The proposal met vehement opposition from a few lawmakers who spoke on the floor, but ultimately just 34 out of 253 lawmakers in the House and Senate voted to stop the provision.
Of the state lawmakers who are still sitting, 42 supported it and 10 opposed the amendment at least once. Three members of the U.S. House — Republicans Charles Dent, Jim Gerlach and Joseph Pitts — were state lawmakers when they voted for the provision, while one — Democrat Allyson Schwartz — voted against it. Mike Fisher, now a judge on the 3rd U.S. Circuit Court of Appeals in Philadelphia, voted for it as a Republican state senator.

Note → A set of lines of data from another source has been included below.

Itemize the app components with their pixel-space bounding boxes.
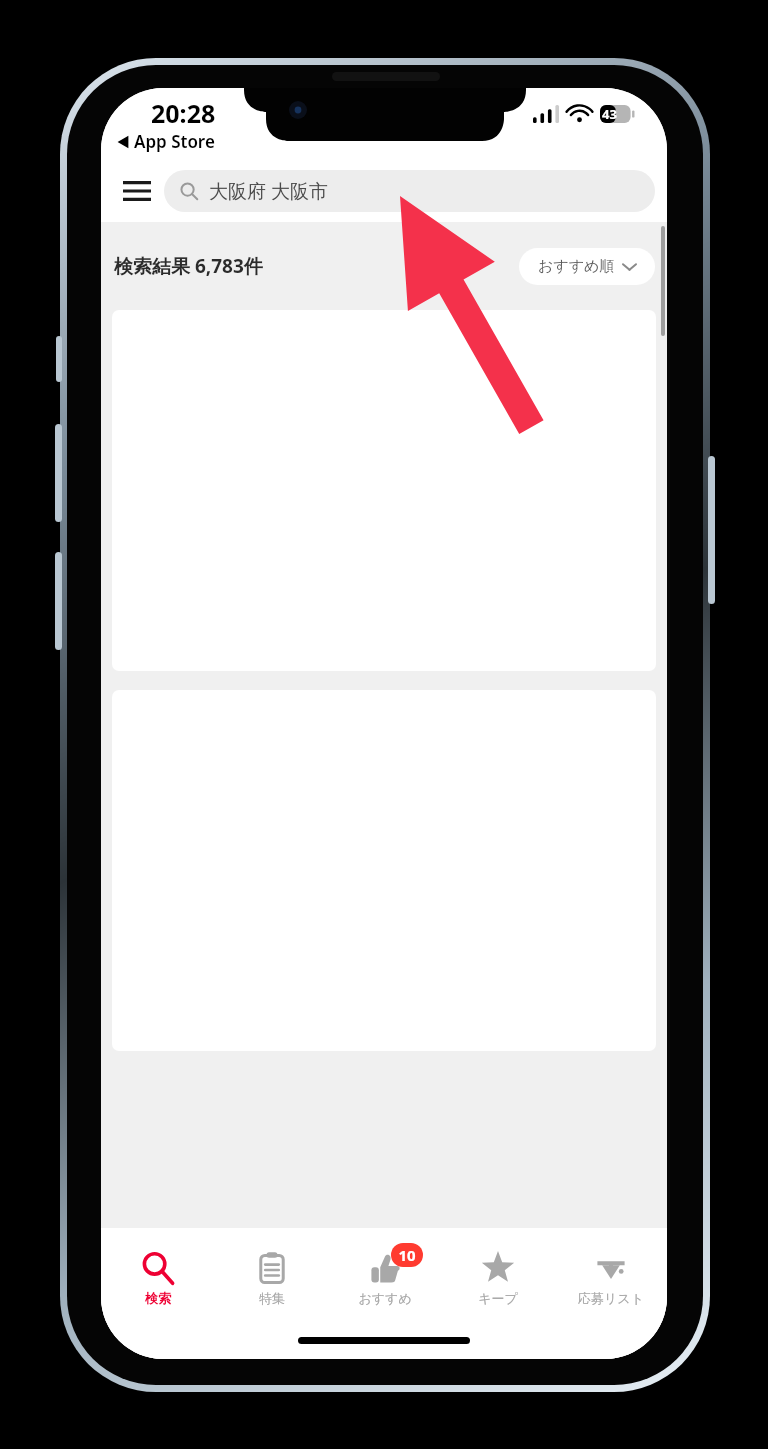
button[interactable]: 大阪府 大阪市 xyxy=(164,170,655,212)
staticText: おすすめ順 xyxy=(538,257,615,276)
staticText: 特集 xyxy=(259,1290,285,1306)
staticText: 検索結果 6,783件 xyxy=(114,253,263,279)
button[interactable]: 特集 xyxy=(215,1245,328,1312)
staticText: 検索 xyxy=(145,1290,171,1306)
staticText: キープ xyxy=(478,1290,518,1306)
staticText: App Store xyxy=(134,130,215,153)
staticText: おすすめ xyxy=(358,1290,412,1306)
staticText: 20:28 xyxy=(151,96,216,130)
button[interactable]: メニュー xyxy=(113,167,161,215)
button[interactable]: おすすめ順 xyxy=(519,248,655,285)
button[interactable]: 検索 xyxy=(101,1245,215,1312)
button[interactable]: 応募リスト xyxy=(554,1245,667,1312)
button[interactable]: キープ xyxy=(441,1245,554,1312)
button[interactable]: 10 xyxy=(328,1245,441,1312)
staticText: 大阪府 大阪市 xyxy=(209,178,328,204)
staticText: 43 xyxy=(602,105,617,123)
button[interactable] xyxy=(112,310,656,671)
staticText: 応募リスト xyxy=(578,1290,644,1306)
button[interactable]: App Store xyxy=(113,128,219,155)
staticText: 10 xyxy=(398,1245,416,1265)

Today, a handful of lawmakers who voted for that law belong to the Legislature’s 60-member lesbian- and gay-rights caucus, which supports same-sex marriage. One of them, Rep. Michael McGeehan, D-Philadelphia, said he regrets that vote and struggled with it at the time.
“If it was 1996 again, I wish I would have made another decision,” McGeehan said.
The Republican governor who signed the law, Tom Ridge, has also had an apparent change of heart. In February, he signed on to a friend-of-the-court brief asking the U.S. Supreme Court to uphold the 9th U.S. Circuit Court of Appeals decision striking down California’s Proposition 8, which had banned gay marriage.
During floor comments, the writer of the amendment, then-Rep. Allan Egolf, R-Perry, told colleagues that he wanted Pennsylvania to avoid higher costs that would result from providing insurance and pension benefits to same-sex partners and to enshrine into law the state’s “traditional and longstanding policy of moral opposition to same-sex marriages.”
Egolf cited a Gallup poll from March 1996 that showed that 68 percent of Americans opposed same-sex marriage and just 27 percent approved of it. Late last year, Gallup found that 46 percent of Americans opposed same-sex marriage, versus 53 percent who support it.
Acceptance of same-sex marriage seems sure to grow more: 18- to 29-year-olds surveyed in the more recent Gallup poll supported it 73 percent to 26 percent.
On Thursday, Attorney General Kathleen Kane, a Democrat, called the law unconstitutional and said she refuses to defend it. That likely leaves its defense to Gov. Tom Corbett, a Republican who lines up with the national party platform that supports a constitutional amendment “defining marriage as the union of one man and one woman.” Corbett has been silent on whether he will fight the lawsuit.
The House approved Egolf’s amendment, 177-16, after an effort to deem it unconstitutional failed, 171-29. The Senate took it up Oct. 1, 1996, and passed it, 43-5.
During floor debates, opponents — all Democrats but one — knew they were outnumbered.
“I know the vote today will probably be overwhelming, the same way the vote in a southern legislature years ago would have been overwhelming in discriminating against black minorities,” then-Sen. Vincent Fumo, D-Philadelphia, told colleagues. “That does not make the vote right. It is still wrong.”
Rep. Mark Cohen, D-Philadelphia, warned that passage of the measure would speed up federal court scrutiny, and that an eventual U.S. Supreme Court review would be influenced by what he predicted would be rejections by a Pennsylvania district court and the 3rd U.S. Circuit Court of Appeals.
“I think that we need to say to ourselves, ‘If not now, when?’” argued then-Rep. David King, R-Mercer. “I would say to you that it is time for us now to speak out for those values that have brought us to this great commonwealth through the past, … that today’s values will be tomorrow’s future here in Pennsylvania.”